Merchant gained an estimated 12 percent for 2013 through April 19, the data showed. The broad-based commodities fund was founded in Singapore by former Cargill trader Mike Coleman and is now run out of London by his partner, Doug King.
Merchant once managed more than $2.5 billion, but now has slightly more than $200 million as many investors redeemed after it lost about 30 percent in 2012 and 8 percent in 2011.
The turnaround at Clive and Merchant comes after commodity markets plunged in mid-April due to investors’ worries about stagnating China growth, euro zone debt trouble and uncertainty about further U.S. economic stimulus.
The two outperformed at least half a dozen London-based commodity hedge funds - including Brevan Howard Commodities Strategies, Krom River and Higgs Capital - that got caught on the wrong side of a market hit by volatility.
Brent crude oil fell below $100 a barrel for the first time in nine months after the mid-April selloff. Gold suffered its biggest loss in dollar terms, and copper sank to an 18-month low.
“It pays to be bearish on commodities during the worst of market collapses, and Clive and Merchant seem to have taken the most opportunity of a market that swung their way,” said a hedge fund industry source who is familiar with the two funds.
April’s roller coaster ride in gold, which took bullion prices down $225 over two days before the market made back half of the decline the next 10 days, has also stung noncommodities-focused hedge fund managers who invest in gold more as a financial asset.

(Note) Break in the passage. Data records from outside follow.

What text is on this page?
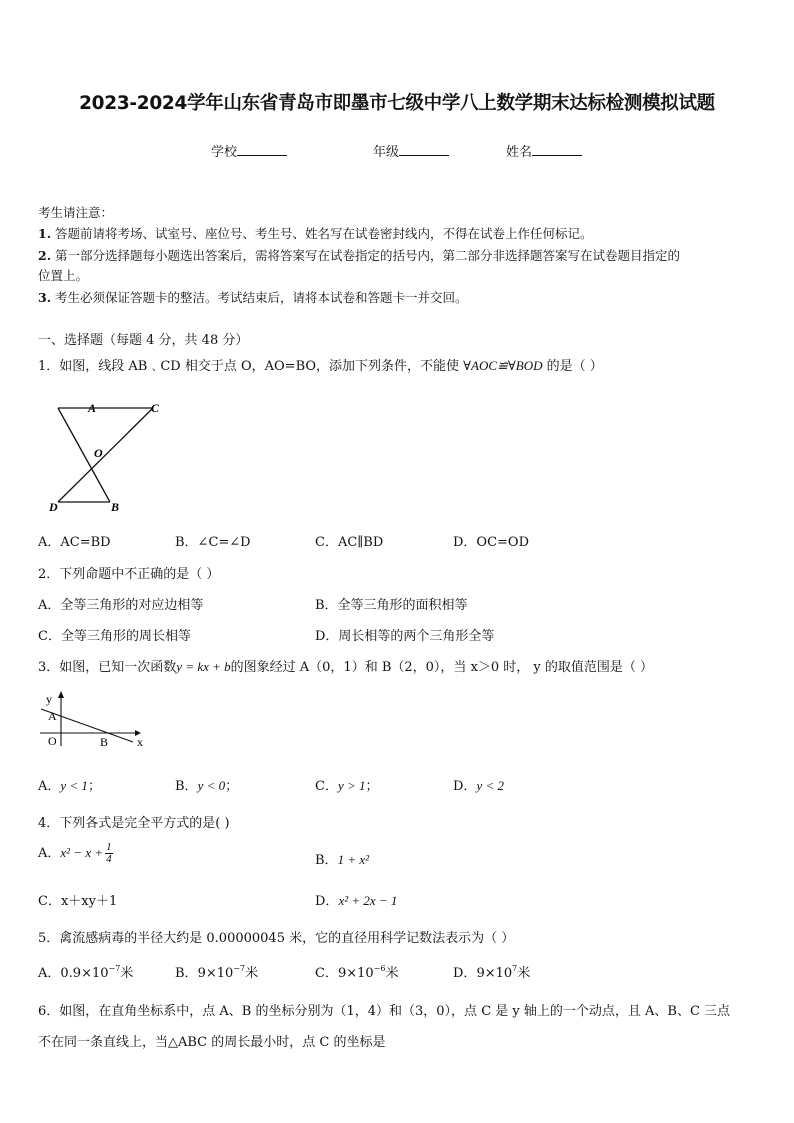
2023-2024学年山东省青岛市即墨市七级中学八上数学期末达标检测模拟试题
学校	年级	姓名
考生请注意：
1. 答题前请将考场、试室号、座位号、考生号、姓名写在试卷密封线内，不得在试卷上作任何标记。
2. 第一部分选择题每小题选出答案后，需将答案写在试卷指定的括号内，第二部分非选择题答案写在试卷题目指定的
位置上。
3. 考生必须保证答题卡的整洁。考试结束后，请将本试卷和答题卡一并交回。
一、选择题（每题 4 分，共 48 分）
1．如图，线段 AB﹑CD 相交于点 O，AO=BO，添加下列条件，不能使 ∀AOC≌∀BOD 的是（ ）
A	C
O
D	B
A．AC=BD	B．∠C=∠D	C．AC∥BD	D．OC=OD
2．下列命题中不正确的是（ ）
A．全等三角形的对应边相等	B．全等三角形的面积相等
C．全等三角形的周长相等	D．周长相等的两个三角形全等
3．如图，已知一次函数y = kx + b的图象经过 A（0，1）和 B（2，0），当 x＞0 时， y 的取值范围是（ ）
y
A
O	B x
A．y < 1；	B．y < 0；	C．y > 1；	D．y < 2
4．下列各式是完全平方式的是( )
A．$x^2 - x + \frac{1}{4}$	B．1 + x²
C．x＋xy＋1	D．x² + 2x − 1
5．禽流感病毒的半径大约是 0.00000045 米，它的直径用科学记数法表示为（ ）
A．$0.9\times 10^{-7}$米	B．$9\times 10^{-7}$米	C．$9\times 10^{-6}$米	D．$9\times 10^7$米
6．如图，在直角坐标系中，点 A、B 的坐标分别为（1，4）和（3，0），点 C 是 y 轴上的一个动点，且 A、B、C 三点
不在同一条直线上，当△ABC 的周长最小时，点 C 的坐标是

Billionaire John Paulson’s best-known fund, the Paulson & Co Advantage, was down 2.4 percent for the month through mid-April, largely because of bullish bets on gold.
Data from the U.S. Commodity Futures Trading Commission for the week ended on April 16 showed hedge funds were betting on price gains in gold even as the market posted a record loss in dollar terms over two sessions that week.
For this month alone, Clive gained nearly 8 percent through April 19, the data obtained by Reuters showed. The fund benefited from short positions, or bets on price declines, in gold, metals and oil, industry sources said.
Clive declined to comment.
Merchant rose nearly 7 percent in the first 19 days of April. Sources familiar with the firm said Merchant profited by shorting petroleum and betting on the direction and relative value in industrial commodities such as rubber, coal, iron ore and cotton. Relative value is a strategy that seeks to exploit price discrepancies between different commodities, their delivery dates and locations.
Merchant Managing Director Coleman declined to comment.
Brevan Howard Commodities, which manages about $900 million, was down 2.3 percent year to date as of April 19. The fund, run by Stephane Nicolas, is part of billionaire Alan Howard’s $39 billion Brevan Howard Asset Management, Europe’s second-largest hedge fund group. A spokesman for the group declined to comment on the fund’s April performance.
Krom River, which oversees about $600 million in assets and is managed by Christopher Brodie, was down 1.9 percent year to date as of April 19. Officials were not available for comment.
Higgs Capital, which has about $350 million under management and is run by Jean Bourlot and Neal Shear, confirmed data obtained by Reuters showing a more than 2 percent drop in the same period.
The $1 billion Armajaro Commodities Fund, managed by John Tilney, was among the few gainers for April, rising 0.6 percent for the month and about 4 percent for the year through April 19. It did not respond to a Reuters email seeking comment.
The average commodity fund was down 0.8 percent for the first three months of 2013, according to a Newedge index that monitors commodity trading funds. April estimates are not available yet.